The Acts of the Apostles bears witness to the fact that in the early church the sharing of one's goods was quite voluntary and therefore the actual renunciation of all that one possessed was not required.

Jesus did not then have in mind to found a community of people, all like Eletto, called to follow him and leaving all riches behind.

And yet, he said:

It is easier for a camel to go through the eye of a needle than for a rich man to enter the kingdom of God.

What then is Jesus condemning? Certainly not the good things of this world in themselves, but the attachment of the rich man to them.

And why? Because all things belong to God, but the rich man conducts himself as though the riches were his instead.

In fact riches can easily take over the place in the human heart which belongs to God, blinding us and facilitating every kind of vice. The Apostle Paul wrote, 'Those who desire to be rich fall into temptation, into a snare, into many senseless and hurtful desires that plunge men into ruin and destruction. For the love of money is the root of all evils; it is through this craving that some have wandered away from the faith and pierced their hearts with many pangs' (1 Timothy 6:9-10).
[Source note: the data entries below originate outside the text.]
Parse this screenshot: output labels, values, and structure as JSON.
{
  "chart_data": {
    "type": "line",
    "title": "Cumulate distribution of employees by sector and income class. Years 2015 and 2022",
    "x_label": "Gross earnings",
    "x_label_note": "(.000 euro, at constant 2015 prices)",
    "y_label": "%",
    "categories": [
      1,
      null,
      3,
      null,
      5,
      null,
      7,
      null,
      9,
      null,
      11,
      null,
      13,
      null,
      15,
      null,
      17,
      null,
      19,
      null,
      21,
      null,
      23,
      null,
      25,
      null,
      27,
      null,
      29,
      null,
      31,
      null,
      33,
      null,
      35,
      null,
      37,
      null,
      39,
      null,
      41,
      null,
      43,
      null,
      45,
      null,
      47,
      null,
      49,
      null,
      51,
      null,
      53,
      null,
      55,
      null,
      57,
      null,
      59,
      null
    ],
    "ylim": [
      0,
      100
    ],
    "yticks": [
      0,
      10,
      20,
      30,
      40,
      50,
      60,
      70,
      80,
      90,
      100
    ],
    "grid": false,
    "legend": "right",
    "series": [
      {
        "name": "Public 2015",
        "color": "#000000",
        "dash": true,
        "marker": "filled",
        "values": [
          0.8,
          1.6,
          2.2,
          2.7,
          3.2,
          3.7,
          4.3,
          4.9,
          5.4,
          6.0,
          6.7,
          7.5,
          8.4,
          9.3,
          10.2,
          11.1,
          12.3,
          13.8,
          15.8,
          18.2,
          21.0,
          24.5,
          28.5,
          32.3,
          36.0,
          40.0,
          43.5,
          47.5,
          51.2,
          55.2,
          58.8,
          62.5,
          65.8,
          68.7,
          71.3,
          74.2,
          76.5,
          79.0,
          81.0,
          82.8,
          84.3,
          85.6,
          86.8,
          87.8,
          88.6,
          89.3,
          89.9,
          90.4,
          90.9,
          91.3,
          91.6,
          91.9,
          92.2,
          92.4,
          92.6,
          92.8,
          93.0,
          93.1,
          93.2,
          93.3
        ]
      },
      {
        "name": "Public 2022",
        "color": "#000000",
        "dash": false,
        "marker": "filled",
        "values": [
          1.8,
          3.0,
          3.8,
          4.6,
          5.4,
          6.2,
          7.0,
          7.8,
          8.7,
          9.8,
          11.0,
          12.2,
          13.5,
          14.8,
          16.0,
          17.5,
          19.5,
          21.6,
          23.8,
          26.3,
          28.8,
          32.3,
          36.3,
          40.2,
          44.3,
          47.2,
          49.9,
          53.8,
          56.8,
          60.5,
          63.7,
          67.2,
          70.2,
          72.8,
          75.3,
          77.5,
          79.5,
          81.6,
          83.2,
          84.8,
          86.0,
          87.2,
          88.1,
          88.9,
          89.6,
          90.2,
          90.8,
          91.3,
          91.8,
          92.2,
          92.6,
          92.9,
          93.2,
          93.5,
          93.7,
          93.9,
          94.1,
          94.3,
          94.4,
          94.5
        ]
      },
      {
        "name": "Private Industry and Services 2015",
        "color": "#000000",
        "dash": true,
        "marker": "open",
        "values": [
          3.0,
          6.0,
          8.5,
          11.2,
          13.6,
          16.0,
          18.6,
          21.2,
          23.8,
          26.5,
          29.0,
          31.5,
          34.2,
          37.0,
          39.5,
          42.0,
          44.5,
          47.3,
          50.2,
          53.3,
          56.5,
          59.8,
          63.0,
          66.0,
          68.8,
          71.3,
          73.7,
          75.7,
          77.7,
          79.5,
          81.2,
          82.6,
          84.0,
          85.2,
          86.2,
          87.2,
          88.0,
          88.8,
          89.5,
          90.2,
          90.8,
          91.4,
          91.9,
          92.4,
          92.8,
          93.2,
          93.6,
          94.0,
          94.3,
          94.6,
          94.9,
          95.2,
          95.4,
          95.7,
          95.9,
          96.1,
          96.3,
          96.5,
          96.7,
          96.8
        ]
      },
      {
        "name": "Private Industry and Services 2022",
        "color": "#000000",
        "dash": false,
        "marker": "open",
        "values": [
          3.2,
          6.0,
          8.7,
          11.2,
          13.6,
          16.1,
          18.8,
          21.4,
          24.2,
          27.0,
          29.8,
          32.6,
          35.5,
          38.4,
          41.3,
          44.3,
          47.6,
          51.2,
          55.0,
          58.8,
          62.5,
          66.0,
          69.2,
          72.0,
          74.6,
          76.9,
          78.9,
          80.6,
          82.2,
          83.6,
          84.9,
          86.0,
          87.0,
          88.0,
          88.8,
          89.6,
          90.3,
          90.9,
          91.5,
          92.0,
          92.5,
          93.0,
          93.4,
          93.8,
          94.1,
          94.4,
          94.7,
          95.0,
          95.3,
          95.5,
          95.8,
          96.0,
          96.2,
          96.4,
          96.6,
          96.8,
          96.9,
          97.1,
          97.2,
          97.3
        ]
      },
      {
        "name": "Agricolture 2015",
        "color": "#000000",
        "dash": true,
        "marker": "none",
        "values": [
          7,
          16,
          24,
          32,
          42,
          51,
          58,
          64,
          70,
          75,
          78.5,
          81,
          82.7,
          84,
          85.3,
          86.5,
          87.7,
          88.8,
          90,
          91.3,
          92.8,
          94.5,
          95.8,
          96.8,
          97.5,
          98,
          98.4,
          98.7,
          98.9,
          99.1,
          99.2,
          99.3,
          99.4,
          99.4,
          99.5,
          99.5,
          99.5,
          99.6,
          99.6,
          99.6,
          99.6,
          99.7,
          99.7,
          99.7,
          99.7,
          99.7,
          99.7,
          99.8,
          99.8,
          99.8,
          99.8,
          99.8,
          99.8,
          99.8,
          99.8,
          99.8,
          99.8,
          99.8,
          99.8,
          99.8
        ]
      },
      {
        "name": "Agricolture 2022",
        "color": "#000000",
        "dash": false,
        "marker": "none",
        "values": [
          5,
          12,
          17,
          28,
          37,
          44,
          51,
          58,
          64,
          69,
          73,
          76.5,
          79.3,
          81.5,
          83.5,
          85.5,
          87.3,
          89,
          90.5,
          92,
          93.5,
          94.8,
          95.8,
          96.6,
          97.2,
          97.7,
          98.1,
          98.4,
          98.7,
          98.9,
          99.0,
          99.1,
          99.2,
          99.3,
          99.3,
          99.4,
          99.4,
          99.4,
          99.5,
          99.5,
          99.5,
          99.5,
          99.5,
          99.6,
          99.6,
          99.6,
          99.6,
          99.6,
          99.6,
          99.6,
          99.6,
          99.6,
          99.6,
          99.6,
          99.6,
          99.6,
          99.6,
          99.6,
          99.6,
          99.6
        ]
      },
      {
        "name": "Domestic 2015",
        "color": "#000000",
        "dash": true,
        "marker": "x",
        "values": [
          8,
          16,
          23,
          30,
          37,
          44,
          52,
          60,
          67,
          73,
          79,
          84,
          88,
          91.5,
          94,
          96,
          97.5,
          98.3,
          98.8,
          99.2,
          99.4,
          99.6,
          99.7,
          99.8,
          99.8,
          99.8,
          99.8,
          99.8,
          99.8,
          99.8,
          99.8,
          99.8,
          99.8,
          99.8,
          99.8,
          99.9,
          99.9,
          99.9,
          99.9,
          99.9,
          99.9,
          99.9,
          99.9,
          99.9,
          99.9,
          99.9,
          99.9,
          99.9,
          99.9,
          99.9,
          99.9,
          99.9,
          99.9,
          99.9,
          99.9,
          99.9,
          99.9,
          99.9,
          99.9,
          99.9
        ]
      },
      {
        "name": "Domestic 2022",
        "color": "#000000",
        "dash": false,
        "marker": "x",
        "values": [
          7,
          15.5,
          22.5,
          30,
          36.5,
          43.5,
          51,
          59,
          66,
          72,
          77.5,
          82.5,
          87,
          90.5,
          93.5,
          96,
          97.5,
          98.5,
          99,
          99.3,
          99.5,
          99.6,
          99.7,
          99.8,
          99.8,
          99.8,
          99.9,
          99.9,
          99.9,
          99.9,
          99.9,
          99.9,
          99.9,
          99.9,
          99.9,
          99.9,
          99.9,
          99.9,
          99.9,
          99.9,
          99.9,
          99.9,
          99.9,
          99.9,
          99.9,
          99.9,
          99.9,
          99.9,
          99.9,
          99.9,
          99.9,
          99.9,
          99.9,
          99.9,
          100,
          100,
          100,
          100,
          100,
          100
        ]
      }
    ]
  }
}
Plato had already said it, 'It is impossible for a man to be extraordinarily good if he is at the same time extraordinarily rich'.
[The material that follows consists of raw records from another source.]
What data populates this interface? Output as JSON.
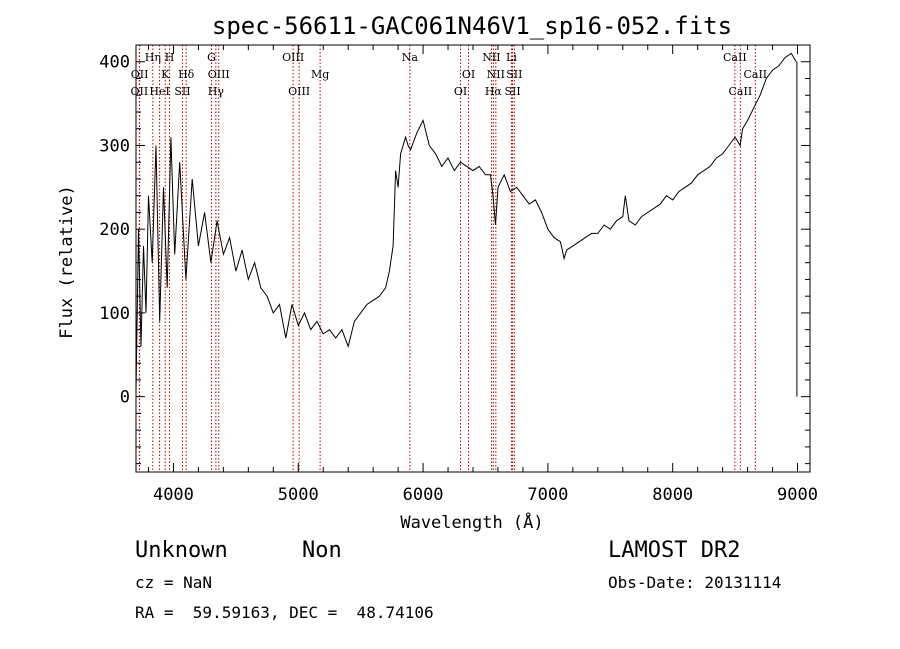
{
  "chart_data": {
    "type": "line",
    "title": "spec-56611-GAC061N46V1_sp16-052.fits",
    "xlabel": "Wavelength (Å)",
    "ylabel": "Flux (relative)",
    "xlim": [
      3700,
      9100
    ],
    "ylim": [
      -90,
      420
    ],
    "xticks": [
      4000,
      5000,
      6000,
      7000,
      8000,
      9000
    ],
    "yticks": [
      0,
      100,
      200,
      300,
      400
    ],
    "grid": false,
    "series": [
      {
        "x": [
          3700,
          3720,
          3740,
          3760,
          3780,
          3800,
          3830,
          3860,
          3890,
          3920,
          3950,
          3980,
          4010,
          4050,
          4100,
          4150,
          4200,
          4250,
          4300,
          4350,
          4400,
          4450,
          4500,
          4550,
          4600,
          4650,
          4700,
          4750,
          4800,
          4850,
          4900,
          4950,
          5000,
          5050,
          5100,
          5150,
          5200,
          5250,
          5300,
          5350,
          5400,
          5450,
          5500,
          5550,
          5600,
          5650,
          5700,
          5730,
          5760,
          5780,
          5800,
          5820,
          5840,
          5860,
          5880,
          5900,
          5950,
          6000,
          6050,
          6100,
          6150,
          6200,
          6250,
          6300,
          6350,
          6400,
          6450,
          6500,
          6540,
          6560,
          6580,
          6600,
          6650,
          6700,
          6750,
          6800,
          6850,
          6900,
          6950,
          7000,
          7050,
          7100,
          7130,
          7150,
          7200,
          7250,
          7300,
          7350,
          7400,
          7450,
          7500,
          7550,
          7600,
          7620,
          7650,
          7700,
          7750,
          7800,
          7850,
          7900,
          7950,
          8000,
          8050,
          8100,
          8150,
          8200,
          8250,
          8300,
          8350,
          8400,
          8450,
          8500,
          8540,
          8560,
          8600,
          8650,
          8700,
          8750,
          8800,
          8850,
          8900,
          8950,
          8990
        ],
        "y": [
          5,
          200,
          60,
          180,
          100,
          240,
          160,
          300,
          90,
          250,
          130,
          310,
          170,
          280,
          140,
          260,
          180,
          220,
          160,
          210,
          170,
          190,
          150,
          175,
          140,
          160,
          130,
          120,
          100,
          110,
          70,
          110,
          85,
          100,
          80,
          90,
          75,
          80,
          70,
          80,
          60,
          90,
          100,
          110,
          115,
          120,
          130,
          150,
          180,
          270,
          250,
          290,
          300,
          310,
          300,
          295,
          315,
          330,
          300,
          290,
          275,
          285,
          270,
          280,
          275,
          270,
          275,
          265,
          265,
          240,
          205,
          250,
          265,
          245,
          250,
          240,
          230,
          235,
          220,
          200,
          190,
          185,
          165,
          175,
          180,
          185,
          190,
          195,
          195,
          205,
          200,
          210,
          215,
          240,
          210,
          205,
          215,
          220,
          225,
          230,
          240,
          235,
          245,
          250,
          255,
          265,
          270,
          275,
          285,
          290,
          300,
          310,
          300,
          320,
          330,
          345,
          360,
          380,
          390,
          395,
          405,
          410,
          400
        ]
      },
      {
        "x": [
          8995,
          8995
        ],
        "y": [
          0,
          400
        ]
      }
    ],
    "line_ids": [
      {
        "label": "OII",
        "x": 3727,
        "row": 3
      },
      {
        "label": "OII",
        "x": 3729,
        "row": 2
      },
      {
        "label": "Hη",
        "x": 3835,
        "row": 1
      },
      {
        "label": "HeI",
        "x": 3889,
        "row": 3
      },
      {
        "label": "K",
        "x": 3934,
        "row": 2
      },
      {
        "label": "H",
        "x": 3969,
        "row": 1
      },
      {
        "label": "SII",
        "x": 4072,
        "row": 3
      },
      {
        "label": "Hδ",
        "x": 4102,
        "row": 2
      },
      {
        "label": "G",
        "x": 4305,
        "row": 1
      },
      {
        "label": "Hγ",
        "x": 4340,
        "row": 3
      },
      {
        "label": "OIII",
        "x": 4363,
        "row": 2
      },
      {
        "label": "OIII",
        "x": 4959,
        "row": 1
      },
      {
        "label": "OIII",
        "x": 5007,
        "row": 3
      },
      {
        "label": "Mg",
        "x": 5175,
        "row": 2
      },
      {
        "label": "Na",
        "x": 5894,
        "row": 1
      },
      {
        "label": "OI",
        "x": 6300,
        "row": 3
      },
      {
        "label": "OI",
        "x": 6364,
        "row": 2
      },
      {
        "label": "NII",
        "x": 6548,
        "row": 1
      },
      {
        "label": "Hα",
        "x": 6563,
        "row": 3
      },
      {
        "label": "NII",
        "x": 6583,
        "row": 2
      },
      {
        "label": "Li",
        "x": 6708,
        "row": 1
      },
      {
        "label": "SII",
        "x": 6717,
        "row": 3
      },
      {
        "label": "SII",
        "x": 6731,
        "row": 2
      },
      {
        "label": "CaII",
        "x": 8498,
        "row": 1
      },
      {
        "label": "CaII",
        "x": 8542,
        "row": 3
      },
      {
        "label": "CaII",
        "x": 8662,
        "row": 2
      }
    ]
  },
  "info": {
    "class": "Unknown",
    "subclass": "Non",
    "survey": "LAMOST DR2",
    "cz": "cz = NaN",
    "obs_date": "Obs-Date: 20131114",
    "coords": "RA =  59.59163, DEC =  48.74106"
  },
  "colors": {
    "line_marker": "#b00000",
    "spectrum": "#000000"
  }
}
What then should be the attitude of one who has possessions?

It is necessary for him to have a free heart, totally open to God. He should think of himself as the administrator of his goods, and he should know, as Pope John Paul II has said, that he carries the burden of a social responsibility. The good things of this world are not an evil in themselves, so they should not be despised, but used well.

Not the hand, but the heart must stay far from them. It is a question of knowing how to use them for the good of others.

Whoever is rich is rich for others.

It is easier for a camel to go through the eye of a needle than for a rich man to enter the kingdom of God.

But perhaps you will say, 'I am not really rich, therefore these words do not apply to me'. Be careful! The question which the amazed disciples put to Christ immediately after this statement of his was, 'Who then can be saved?' That tells us clearly that these words were directed in some sense to all.

Even one who has left all to follow Christ can have his heart attached to many things. Even a poor man who curses when anyone touches his bundle can be considered a rich man before God.

It is easier for a camel to go through the eye of a needle than for a rich man to enter the kingdom of God.